1980年10月公開の角川映画「野獣死すべし」の併映作品「ニッポン警視庁の恥といわれた二人組 刑事珍道中」は中村雅俊さん・勝野洋さん主演のコメディ作品でした。
この作品の主題歌となったのが中村雅俊さん自らが歌う「マーマレードの朝」で、作詞作曲が桑田さんによるものでした。どういう流れで桑田さんのところにこの依頼があったのかはっきりはわかりません(とは言うものの、「刑事珍道中」の映画音楽は近田春夫さんが担当で、それは当時近田さんがアミューズ内に自身の事務所を設立し、さらには中村さんと同じコロムビアに移籍したばかりというのもあり、その辺の絡みもあるのかもしれません)。映画公開に先駆け80年9月にBlow Up(日本コロムビア)からシングル・リリースされています。

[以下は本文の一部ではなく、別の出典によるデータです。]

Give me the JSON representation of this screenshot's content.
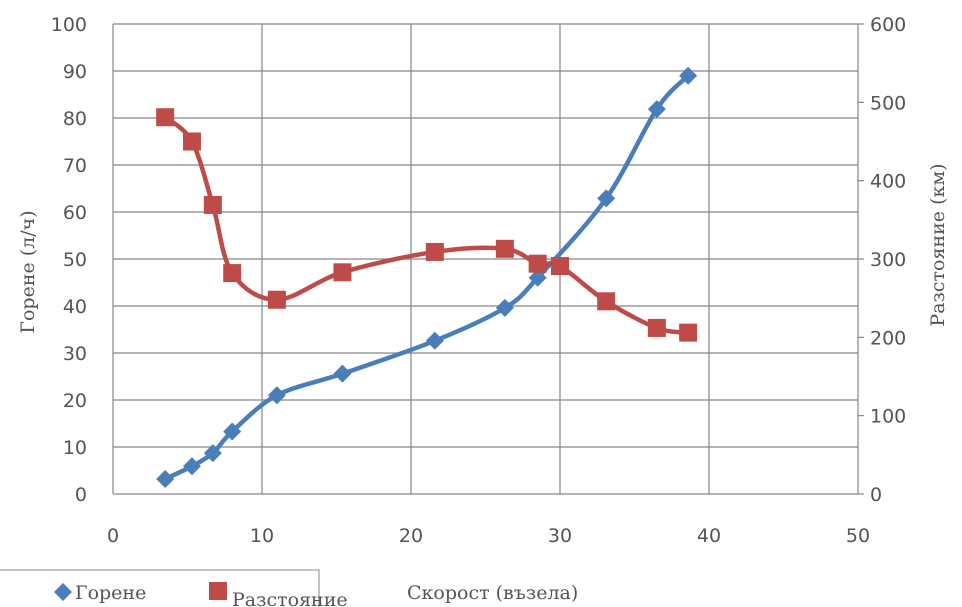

サブタイトルに「from Five Rock Show」とある通り、同年7月リリースのサザンのシングル「わすれじのレイド・バック」のB面に収録されていた「Five Rock Show」の一部を発展させ一曲に仕上げています。そもそも80年2月以降シングルを毎月1枚、合計5枚リリースするというサザンの企画タイトルが「Five Rock Show」で、最後5枚目のB面に同タイトルで複数の細かい楽曲のメドレー(これはたぶんBeatlesやソロ/WingsになってからのPaul McCartneyあたりがヒントなんだと思いますが)を男性陣で歌い繋いでいくという、遊び心に満ちた一曲でした。この曲の冒頭と、ラスト手前の計2回登場する英詞のヴァースを元に拡張させたのが「マーマレードの朝」でした。サザン版での歌詞(英詞)も基本的にそのまま使われていますが、文法的に・内容的にアレなところが微妙に変わっています。
編曲はこれまた「新田一郎(スペクトラム)」さんでして(ということは演奏も?)、コーダのトランペットとか、どことなく既聴感がありますね。他にも当時の桑田さんの要素がいろんなところで聴こえますが、なにぶんこの頃のサザンといえば趣味趣味音楽全開の頃で、ヒットには至らなかったようです。